Life Technologies hasn't yet decided which pico-projector technology it will use in the the DDV-JF1. As of today, it has four main choices: Texas Instruments' DLP, 3M's LCOS (liquid crystal on silicon), and Displaytech's FLCOS (ferroelectric LCOS) systems, which each require a focusing lens; and the lensless laser-based system designed by Microvision and planned for both OEM customers and the company's own Show WX, which is scheduled for release later this year.

DV cam manufacturer Aiptek, also headquartered in Taiwan, is also planning a cam-cum-pico unit for release before year's end.
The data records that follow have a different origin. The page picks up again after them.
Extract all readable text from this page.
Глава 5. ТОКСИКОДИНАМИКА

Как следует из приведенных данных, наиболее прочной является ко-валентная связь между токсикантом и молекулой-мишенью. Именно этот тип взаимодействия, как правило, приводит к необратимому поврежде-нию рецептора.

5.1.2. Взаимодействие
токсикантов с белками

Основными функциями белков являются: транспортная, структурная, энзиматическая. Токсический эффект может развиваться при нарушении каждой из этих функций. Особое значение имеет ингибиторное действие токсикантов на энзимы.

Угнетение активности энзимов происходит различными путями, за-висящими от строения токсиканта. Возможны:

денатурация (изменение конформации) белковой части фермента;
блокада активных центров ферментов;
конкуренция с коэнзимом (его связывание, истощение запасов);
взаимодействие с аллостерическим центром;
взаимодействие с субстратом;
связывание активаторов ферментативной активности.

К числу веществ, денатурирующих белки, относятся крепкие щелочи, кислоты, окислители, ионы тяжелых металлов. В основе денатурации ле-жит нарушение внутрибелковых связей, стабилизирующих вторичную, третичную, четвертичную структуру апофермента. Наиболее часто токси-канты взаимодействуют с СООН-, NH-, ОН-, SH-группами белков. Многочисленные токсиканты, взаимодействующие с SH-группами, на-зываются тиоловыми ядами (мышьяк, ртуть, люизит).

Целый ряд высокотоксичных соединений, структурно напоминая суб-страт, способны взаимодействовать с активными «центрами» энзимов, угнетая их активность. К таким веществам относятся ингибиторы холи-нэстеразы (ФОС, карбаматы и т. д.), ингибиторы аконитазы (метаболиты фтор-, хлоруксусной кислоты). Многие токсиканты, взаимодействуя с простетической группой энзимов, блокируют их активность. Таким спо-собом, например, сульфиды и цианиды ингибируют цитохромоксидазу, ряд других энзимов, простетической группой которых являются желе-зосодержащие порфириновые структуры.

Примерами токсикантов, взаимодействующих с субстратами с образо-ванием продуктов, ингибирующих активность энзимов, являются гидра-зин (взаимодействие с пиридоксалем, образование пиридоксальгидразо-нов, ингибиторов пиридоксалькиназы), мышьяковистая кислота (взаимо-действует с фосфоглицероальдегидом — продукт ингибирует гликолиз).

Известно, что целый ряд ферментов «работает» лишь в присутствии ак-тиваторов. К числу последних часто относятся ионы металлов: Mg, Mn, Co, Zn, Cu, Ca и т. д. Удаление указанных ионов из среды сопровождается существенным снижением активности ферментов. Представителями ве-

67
The company wasn't showing that combo at Computex, but it did have a passle of its own pico projectors on display, including the T20, designed for use with notebooks, and the T30, for projecting video from an iPhone or iPod.

Also on display was Aiptek's upgrade of its award-winning PocketCinema V10, the V10Plus, which adds more memory and the ability to record from, as the company claims, "any video source."

The PocketCinema V10's aforementioned award - one of the Taiwan Excellence Awards announced last month - was topped by another pico. Optoma's Pico Pocket Projector PK101 won a Taiwan Excellence Gold Award, while Aiptek took home a Silver.

According to DigiTimes, Oculon Optoelectronics, BroVista International, Honlai Technology, and ebon Technology all had 3M LCOS pico projectors on display at this year's Computex.